[164.]

The bottom of the sea appears to divers of a red colour in bright sunshine: in this case the water, owing to its depth, acts as a semi-transparent medium. Under these circumstances, they find the shadows green, which is the complemental colour.

[165.]

Among solid mediums the opal attracts our attention first: its colours are, at least, partly to be explained by the circumstance that it is, in fact, a semi-transparent medium, through which sometimes light, sometimes dark, substrata are visible.

[166.]

For these experiments, however, the opal-glass (vitrum astroides, girasole) is the most desirable material. It is prepared in various ways, and its semi-opacity is produced by metallic oxydes. The same effect is produced also by melting pulverised and calcined bones together with the glass, on which account it is also known by the name of beinglas; but, prepared in this mode, it easily becomes too opaque.

[167.]

This glass may be adapted for experiments in various ways: it may either be made in a very slight degree non-transparent, in which case the light seen through various layers placed one upon the other may be deepened from the lightest yellow to the deepest red, or, if made originally more opaque, it may be employed in thinner or thicker laminæ.
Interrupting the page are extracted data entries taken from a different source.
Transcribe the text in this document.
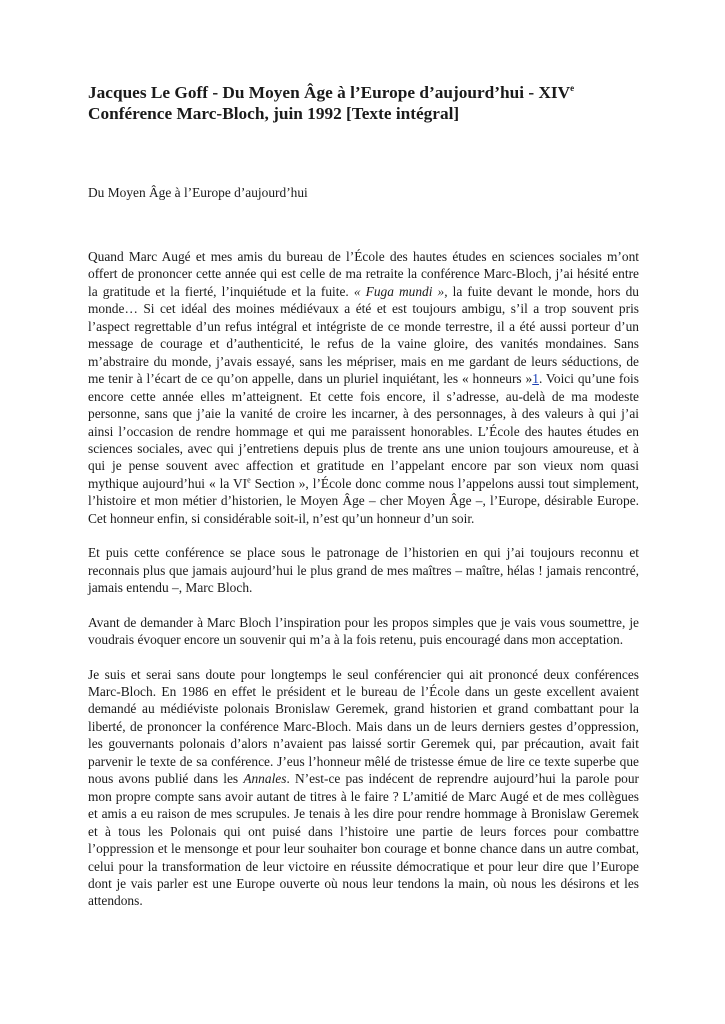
Jacques Le Goff - Du Moyen Âge à l’Europe d’aujourd’hui - XIVe
Conférence Marc-Bloch, juin 1992 [Texte intégral]

Du Moyen Âge à l’Europe d’aujourd’hui

Quand Marc Augé et mes amis du bureau de l’École des hautes études en sciences sociales m’ont offert de prononcer cette année qui est celle de ma retraite la conférence Marc-Bloch, j’ai hésité entre la gratitude et la fierté, l’inquiétude et la fuite. « Fuga mundi », la fuite devant le monde, hors du monde… Si cet idéal des moines médiévaux a été et est toujours ambigu, s’il a trop souvent pris l’aspect regrettable d’un refus intégral et intégriste de ce monde terrestre, il a été aussi porteur d’un message de courage et d’authenticité, le refus de la vaine gloire, des vanités mondaines. Sans m’abstraire du monde, j’avais essayé, sans les mépriser, mais en me gardant de leurs séductions, de me tenir à l’écart de ce qu’on appelle, dans un pluriel inquiétant, les « honneurs »1. Voici qu’une fois encore cette année elles m’atteignent. Et cette fois encore, il s’adresse, au-delà de ma modeste personne, sans que j’aie la vanité de croire les incarner, à des personnages, à des valeurs à qui j’ai ainsi l’occasion de rendre hommage et qui me paraissent honorables. L’École des hautes études en sciences sociales, avec qui j’entretiens depuis plus de trente ans une union toujours amoureuse, et à qui je pense souvent avec affection et gratitude en l’appelant encore par son vieux nom quasi mythique aujourd’hui « la VIe Section », l’École donc comme nous l’appelons aussi tout simplement, l’histoire et mon métier d’historien, le Moyen Âge – cher Moyen Âge –, l’Europe, désirable Europe. Cet honneur enfin, si considérable soit-il, n’est qu’un honneur d’un soir.

Et puis cette conférence se place sous le patronage de l’historien en qui j’ai toujours reconnu et reconnais plus que jamais aujourd’hui le plus grand de mes maîtres – maître, hélas ! jamais rencontré, jamais entendu –, Marc Bloch.

Avant de demander à Marc Bloch l’inspiration pour les propos simples que je vais vous soumettre, je voudrais évoquer encore un souvenir qui m’a à la fois retenu, puis encouragé dans mon acceptation.

Je suis et serai sans doute pour longtemps le seul conférencier qui ait prononcé deux conférences Marc-Bloch. En 1986 en effet le président et le bureau de l’École dans un geste excellent avaient demandé au médiéviste polonais Bronislaw Geremek, grand historien et grand combattant pour la liberté, de prononcer la conférence Marc-Bloch. Mais dans un de leurs derniers gestes d’oppression, les gouvernants polonais d’alors n’avaient pas laissé sortir Geremek qui, par précaution, avait fait parvenir le texte de sa conférence. J’eus l’honneur mêlé de tristesse émue de lire ce texte superbe que nous avons publié dans les Annales. N’est-ce pas indécent de reprendre aujourd’hui la parole pour mon propre compte sans avoir autant de titres à le faire ? L’amitié de Marc Augé et de mes collègues et amis a eu raison de mes scrupules. Je tenais à les dire pour rendre hommage à Bronislaw Geremek et à tous les Polonais qui ont puisé dans l’histoire une partie de leurs forces pour combattre l’oppression et le mensonge et pour leur souhaiter bon courage et bonne chance dans un autre combat, celui pour la transformation de leur victoire en réussite démocratique et pour leur dire que l’Europe dont je vais parler est une Europe ouverte où nous leur tendons la main, où nous les désirons et les attendons.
The experiments may be successfully made in both ways: in order, however, to see the bright blue colour, the glass should neither be too opaque nor too thick. For, as it is quite natural that darkness must act weakly through the semi-transparent medium, so this medium, if too thick, soon approaches whiteness.

[168.]

Panes of glass throw a yellow light on objects through those parts where they happen to be semi-opaque, and these same parts appear blue if we look at a dark object through them.